Plein Droit n° 13, mars 1991
« Des visas aux frontières »
La signature, le 19 juin 1990, de la Convention d'application
de l'accord de Schengen de 1985 a été perçue comme
une étape majeure dans la construction de l'Europe qui doit normalement
être achevée le 31 décembre 1992. Néanmoins,
le nombre restreint de pays signataires, de même que le contenu
de certaines dispositions pose le problème de la conformité
de cette Convention avec le droit communautaire et de la manière
dont sera jugée cette compatibilité. À l'heure
actuelle, ce problème suscite quelques inquiétudes.
À l'origine de ces accords, on trouvait une déclaration
publiée à l'issue du Conseil européen de Fontainebleau
de juin 1984, dans laquelle les chefs d'État et de gouvernement
des États membres convenaient du principe d'une suppression des
formalités de police et de douane pour les personnes voyageant
à l'intérieur de la Communauté.
Mais parmi eux, seuls la RFA et la France, puis les pays du Bénélux,
ont décidé de concrétiser réellement cet
objectif, tout d'abord en signant le 14 juin 1985, l'accord de
Schengen, puis en adoptant sa Convention d'application annoncée
dans l'accord initial le 19 juin dernier. L'adhésion
de l'Italie s'est faite, elle, en novembre 1990, tandis qu'Espagne
et Portugal devenaient observateurs.
Peut-on alors estimer que cette Convention concerne directement la
CEE si six de ses États membres (c'est-à-dire le Danemark,
la Grèce, l'Espagne, l'Irlande, le Portugal et le Royaume-Uni)
en sont formellement exclus et que les normes communautaires s'appliquent
généralement sur l'ensemble du territoire de la Communauté ?

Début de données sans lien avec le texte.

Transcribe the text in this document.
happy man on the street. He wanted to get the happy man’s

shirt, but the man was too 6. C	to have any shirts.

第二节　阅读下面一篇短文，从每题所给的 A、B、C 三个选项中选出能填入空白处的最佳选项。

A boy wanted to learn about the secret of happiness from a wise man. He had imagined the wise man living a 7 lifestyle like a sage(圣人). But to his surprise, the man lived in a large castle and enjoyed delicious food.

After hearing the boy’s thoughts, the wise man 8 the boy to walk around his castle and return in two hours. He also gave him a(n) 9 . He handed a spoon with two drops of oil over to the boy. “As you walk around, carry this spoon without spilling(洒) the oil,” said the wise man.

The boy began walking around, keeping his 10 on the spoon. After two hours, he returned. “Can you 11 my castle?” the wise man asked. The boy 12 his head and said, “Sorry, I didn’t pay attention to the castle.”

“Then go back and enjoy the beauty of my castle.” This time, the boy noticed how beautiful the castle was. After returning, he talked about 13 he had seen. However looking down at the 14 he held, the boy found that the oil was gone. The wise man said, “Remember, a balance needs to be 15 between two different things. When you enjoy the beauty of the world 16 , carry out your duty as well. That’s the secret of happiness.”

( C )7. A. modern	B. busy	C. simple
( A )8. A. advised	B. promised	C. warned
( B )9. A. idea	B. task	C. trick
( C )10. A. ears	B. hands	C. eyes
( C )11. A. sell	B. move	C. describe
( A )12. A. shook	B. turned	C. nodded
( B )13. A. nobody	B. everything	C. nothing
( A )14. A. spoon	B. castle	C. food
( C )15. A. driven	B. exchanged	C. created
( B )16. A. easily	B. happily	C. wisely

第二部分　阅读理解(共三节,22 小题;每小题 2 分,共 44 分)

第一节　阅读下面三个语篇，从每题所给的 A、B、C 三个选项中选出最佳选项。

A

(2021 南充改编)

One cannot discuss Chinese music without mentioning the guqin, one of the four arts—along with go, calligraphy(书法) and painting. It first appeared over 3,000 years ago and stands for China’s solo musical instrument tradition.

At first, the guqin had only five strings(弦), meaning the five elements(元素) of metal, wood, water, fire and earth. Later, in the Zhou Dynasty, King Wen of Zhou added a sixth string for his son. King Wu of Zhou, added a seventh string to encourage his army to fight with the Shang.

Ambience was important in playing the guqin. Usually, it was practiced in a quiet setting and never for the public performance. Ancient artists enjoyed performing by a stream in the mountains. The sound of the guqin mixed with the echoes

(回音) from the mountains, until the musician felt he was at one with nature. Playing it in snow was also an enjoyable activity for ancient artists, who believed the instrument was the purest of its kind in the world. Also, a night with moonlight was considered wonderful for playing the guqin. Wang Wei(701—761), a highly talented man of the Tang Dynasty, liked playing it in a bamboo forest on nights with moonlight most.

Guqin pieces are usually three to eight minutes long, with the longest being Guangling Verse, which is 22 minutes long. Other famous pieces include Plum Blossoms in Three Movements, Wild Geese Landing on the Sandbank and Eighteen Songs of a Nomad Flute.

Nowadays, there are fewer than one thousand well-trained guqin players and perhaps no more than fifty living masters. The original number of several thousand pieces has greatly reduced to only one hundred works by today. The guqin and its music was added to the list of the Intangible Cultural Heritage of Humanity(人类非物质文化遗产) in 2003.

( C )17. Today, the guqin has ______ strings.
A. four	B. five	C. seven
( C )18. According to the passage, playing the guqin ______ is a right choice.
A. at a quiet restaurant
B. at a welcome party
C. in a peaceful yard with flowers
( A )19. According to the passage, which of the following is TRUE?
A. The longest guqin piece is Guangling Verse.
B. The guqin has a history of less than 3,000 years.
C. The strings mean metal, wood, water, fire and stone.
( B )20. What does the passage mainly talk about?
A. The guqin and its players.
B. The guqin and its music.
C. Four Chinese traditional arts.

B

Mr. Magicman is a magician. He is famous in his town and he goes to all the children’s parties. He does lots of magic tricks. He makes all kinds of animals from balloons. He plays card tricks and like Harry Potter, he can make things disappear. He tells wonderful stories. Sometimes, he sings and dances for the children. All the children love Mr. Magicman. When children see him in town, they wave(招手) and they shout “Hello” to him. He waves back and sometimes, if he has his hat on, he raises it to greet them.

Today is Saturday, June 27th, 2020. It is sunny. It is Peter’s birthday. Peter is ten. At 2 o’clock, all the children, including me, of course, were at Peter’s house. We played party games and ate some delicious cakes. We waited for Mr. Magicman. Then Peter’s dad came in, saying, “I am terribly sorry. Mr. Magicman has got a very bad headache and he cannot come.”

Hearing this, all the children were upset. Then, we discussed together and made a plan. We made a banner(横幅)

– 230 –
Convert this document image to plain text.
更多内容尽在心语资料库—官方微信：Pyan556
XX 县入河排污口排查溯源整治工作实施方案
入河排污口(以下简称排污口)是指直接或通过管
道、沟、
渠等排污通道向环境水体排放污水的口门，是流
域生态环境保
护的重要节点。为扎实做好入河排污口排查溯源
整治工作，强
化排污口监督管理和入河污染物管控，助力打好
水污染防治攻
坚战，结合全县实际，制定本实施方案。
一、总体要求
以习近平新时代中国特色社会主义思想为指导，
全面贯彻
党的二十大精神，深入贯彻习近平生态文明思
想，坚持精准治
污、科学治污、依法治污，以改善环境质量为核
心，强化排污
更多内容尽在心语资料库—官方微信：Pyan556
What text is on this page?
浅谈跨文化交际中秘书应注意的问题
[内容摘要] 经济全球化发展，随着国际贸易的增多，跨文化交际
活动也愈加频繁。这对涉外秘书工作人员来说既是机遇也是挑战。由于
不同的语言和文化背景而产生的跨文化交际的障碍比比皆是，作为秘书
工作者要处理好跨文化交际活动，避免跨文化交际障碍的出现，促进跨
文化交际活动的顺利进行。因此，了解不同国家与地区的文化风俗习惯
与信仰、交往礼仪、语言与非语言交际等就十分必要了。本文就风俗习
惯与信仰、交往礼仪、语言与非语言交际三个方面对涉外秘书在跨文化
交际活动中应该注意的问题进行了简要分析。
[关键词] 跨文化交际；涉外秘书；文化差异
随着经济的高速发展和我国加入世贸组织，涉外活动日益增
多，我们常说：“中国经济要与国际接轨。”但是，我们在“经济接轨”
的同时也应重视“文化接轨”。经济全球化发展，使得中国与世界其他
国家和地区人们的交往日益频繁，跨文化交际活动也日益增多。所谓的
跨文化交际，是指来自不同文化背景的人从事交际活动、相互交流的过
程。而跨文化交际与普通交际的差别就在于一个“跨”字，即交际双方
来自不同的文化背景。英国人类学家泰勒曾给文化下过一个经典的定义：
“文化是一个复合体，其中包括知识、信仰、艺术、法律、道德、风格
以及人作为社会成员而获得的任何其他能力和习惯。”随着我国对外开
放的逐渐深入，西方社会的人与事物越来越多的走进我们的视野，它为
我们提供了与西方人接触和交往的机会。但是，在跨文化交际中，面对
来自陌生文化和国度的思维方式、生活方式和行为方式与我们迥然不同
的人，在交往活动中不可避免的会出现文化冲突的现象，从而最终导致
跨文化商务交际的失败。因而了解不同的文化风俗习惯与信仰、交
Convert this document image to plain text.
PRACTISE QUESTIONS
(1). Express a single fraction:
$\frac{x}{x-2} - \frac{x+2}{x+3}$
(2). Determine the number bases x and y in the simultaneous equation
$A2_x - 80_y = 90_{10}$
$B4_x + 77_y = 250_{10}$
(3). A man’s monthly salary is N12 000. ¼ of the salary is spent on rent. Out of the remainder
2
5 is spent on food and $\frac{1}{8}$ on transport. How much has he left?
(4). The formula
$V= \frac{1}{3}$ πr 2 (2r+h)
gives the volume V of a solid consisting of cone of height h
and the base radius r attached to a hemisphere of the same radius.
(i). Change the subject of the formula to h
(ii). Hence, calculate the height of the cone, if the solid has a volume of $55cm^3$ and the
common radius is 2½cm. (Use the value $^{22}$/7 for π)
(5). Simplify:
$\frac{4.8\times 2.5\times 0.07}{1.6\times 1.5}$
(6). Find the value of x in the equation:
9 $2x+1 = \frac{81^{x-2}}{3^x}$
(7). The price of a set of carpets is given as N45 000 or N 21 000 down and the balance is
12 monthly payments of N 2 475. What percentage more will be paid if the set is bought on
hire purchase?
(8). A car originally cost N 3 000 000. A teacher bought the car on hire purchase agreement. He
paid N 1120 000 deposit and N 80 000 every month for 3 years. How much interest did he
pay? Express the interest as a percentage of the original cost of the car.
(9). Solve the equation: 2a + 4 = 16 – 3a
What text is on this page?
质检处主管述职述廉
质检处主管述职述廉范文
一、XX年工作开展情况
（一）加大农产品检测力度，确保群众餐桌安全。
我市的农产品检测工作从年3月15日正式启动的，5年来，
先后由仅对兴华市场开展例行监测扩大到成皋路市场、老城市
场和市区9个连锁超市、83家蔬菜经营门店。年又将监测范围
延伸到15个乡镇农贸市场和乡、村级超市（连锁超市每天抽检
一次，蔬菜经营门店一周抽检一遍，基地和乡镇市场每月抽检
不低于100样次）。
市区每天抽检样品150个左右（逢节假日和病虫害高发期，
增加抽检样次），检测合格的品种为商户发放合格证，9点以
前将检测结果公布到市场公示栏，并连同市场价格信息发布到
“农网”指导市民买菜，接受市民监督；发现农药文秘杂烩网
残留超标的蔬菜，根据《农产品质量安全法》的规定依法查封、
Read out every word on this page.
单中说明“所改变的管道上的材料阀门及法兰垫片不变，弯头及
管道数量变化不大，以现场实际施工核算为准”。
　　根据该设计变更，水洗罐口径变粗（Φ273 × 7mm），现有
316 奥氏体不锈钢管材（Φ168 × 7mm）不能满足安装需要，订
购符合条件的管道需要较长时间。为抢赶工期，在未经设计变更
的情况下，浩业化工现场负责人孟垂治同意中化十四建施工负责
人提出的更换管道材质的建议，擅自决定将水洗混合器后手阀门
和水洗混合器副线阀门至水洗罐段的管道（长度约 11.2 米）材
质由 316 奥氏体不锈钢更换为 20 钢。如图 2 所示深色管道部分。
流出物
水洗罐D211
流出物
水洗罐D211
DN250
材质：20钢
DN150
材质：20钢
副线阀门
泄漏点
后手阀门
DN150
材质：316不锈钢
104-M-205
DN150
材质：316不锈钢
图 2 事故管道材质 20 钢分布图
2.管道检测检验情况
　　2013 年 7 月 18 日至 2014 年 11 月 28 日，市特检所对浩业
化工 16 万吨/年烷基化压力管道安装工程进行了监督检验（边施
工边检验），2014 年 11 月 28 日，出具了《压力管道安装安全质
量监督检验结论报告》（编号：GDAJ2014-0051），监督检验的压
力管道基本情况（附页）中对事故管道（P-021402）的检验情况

Certes, la Convention elle-même prévoit une procédure
d'adhésion et limite cette possibilité aux seuls États
membres mais, tant que cela n'a pas été fait, les effets
des dispositions qu'elle contient ne seront perceptibles que sur le
territoire de chacun des six États signataires et ne concernent
aucunement l'ensemble de la Communauté.
Ainsi, il convient de se demander si la publicité qui a été
consacrée lors de la signature de cette Convention n'a pas été
quelque peu exagérée car elle laisse un certain nombre
d'ambiguïtés qui méritent d'être soulignées
et qui constituent la conséquence directe des conditions dans
lesquelles cette Convention a été négociée
et qui ont été marquées par le secret, malgré
de nombreuses critiques.
Alors que la situation des migrants intra-communautaires est en constante
amélioration et tend de plus en plus vers leur assimilation aux
nationaux, le bilan qui peut être actuellement établi à
propos des migrants ressortissants de pays tiers, soit environ huit millions
de personnes, est encore loin d'être satisfaisant.
La plupart des décisions prises en la matière relèvent
encore de la compétence exclusive des autorités nationales,
et bien que la Commission dispose, sur le fondement des articles 118
et 235 du Traité de Rome, d'un pouvoir d'intervention sur
les problèmes posés par l'immigration en provenance des
États tiers, son action éventuelle se limite à
une simple harmonisation des législations nationales élaborées
et appliquées par des États qui, en tout état de
cause, restent protégés par le principe de la souveraineté
nationale.
Les interventions de la Commission ont été jusqu'à
maintenant très timides et n'ont consisté qu'en de simples
avis qui n'ont aucune force contraignante à l'égard des
États membres. Il en va de même pour le Conseil qui, composé
des ministres compétents en la matière, s'est cantonné
à de pures résolutions n'ayant qu'une valeur de déclaration
d'intention. La première d'entre elles date de 1974 et n'a donné
lieu à aucune concrétisation depuis lors...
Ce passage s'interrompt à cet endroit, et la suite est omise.